The Unexplained: The Mysterious Stendhal Syndrome

It is a psychosomatic illness of rapid heartbeat, confusion, hallucinations, and often fainting caused by viewing or being in the presence of great works of art

A French author, Marie-Henri Beyle, chose for his pen name, Stendhal.

Stendhal, who lived from 1783-1843 was famous for his novels., The Red and the Black, and The Charterhouse of Parma.  He is described as being one of the most complex writers of the early 19th Century—and one of the most original.

He was a practitioner of the technique of realism, and he included a dissection of the psychological traits of the main characters in his work.

He also wrote this passage:  “I was in a sort of ecstasy from the idea of being in Florence (Italy), close to the great men whose tombs I had seen.  Absorbed in the contemplation of sublime beauty… I reached the point where one encounters celestial sensations . . . Everything spoke so vividly to my soul.  Ah, if I could only forget.  I had palpitations of the heart, what in Berlin they call ‘nerves.’  Life was drained from me.  I walked with fear of falling.”

Sara Marie Hogg

Because of his vivid description, this medical condition was named after him.  Stendhal’s Syndrome.  It was officially named in 1979.

An Italian psychiatrist had observed and documented over 100 cases of the condition.  There were many more accounts of this strange malady before Graziella Magherini got around to giving it a suitable name.

It is a psychosomatic illness of rapid heartbeat, confusion, hallucinations, and often fainting caused by viewing or being in the presence of great works of art—objects of great beauty, antiquity, or historical importance.
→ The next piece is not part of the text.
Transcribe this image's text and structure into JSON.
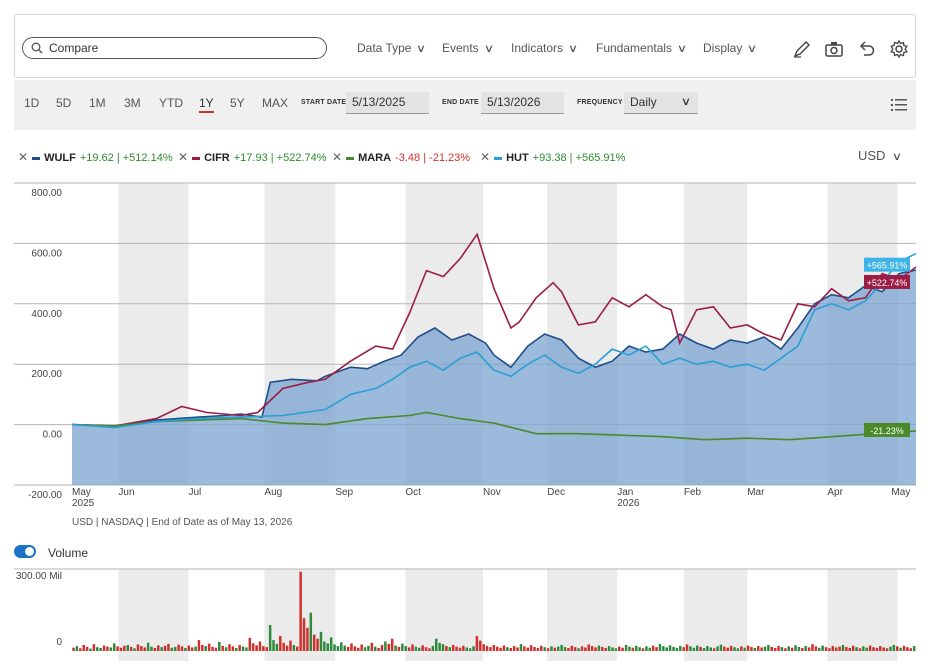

At the Santa Maria Nuova hospital in Tuscany, the healthcare workers are used to seeing patients suffering from dizziness and disorientation after being in the presence of Michelangelo’s David, there in Florence, and the other brilliant artistic artifacts at the Uffizi Gallery.

Marie-Henri Beyle, Stendhal, wrote his descriptive passage about his supreme anxiety in the book:  Naples and Florence, A Journey From Milan to Reggio.

He was overtaken with emotion when he visited the entombments of Machiavelli, Michelangelo, and Galileo, in the Basilica of Santa Croce.

Some serious debates continue over whether Stendhal Syndrome is real.  It is hard to be a nonbeliever when medical attention and hospitalization are required for some of the cases.

In fact, as recently as 2018, there was another incident—this one resulting in a heart attack.  The visitor was in the Uffizi Gallery of Florence.  The tourist was viewing Botticelli’s, The Birth of Venus.

A movie has been made about the mysterious ailment, Stendhal’s Syndrome.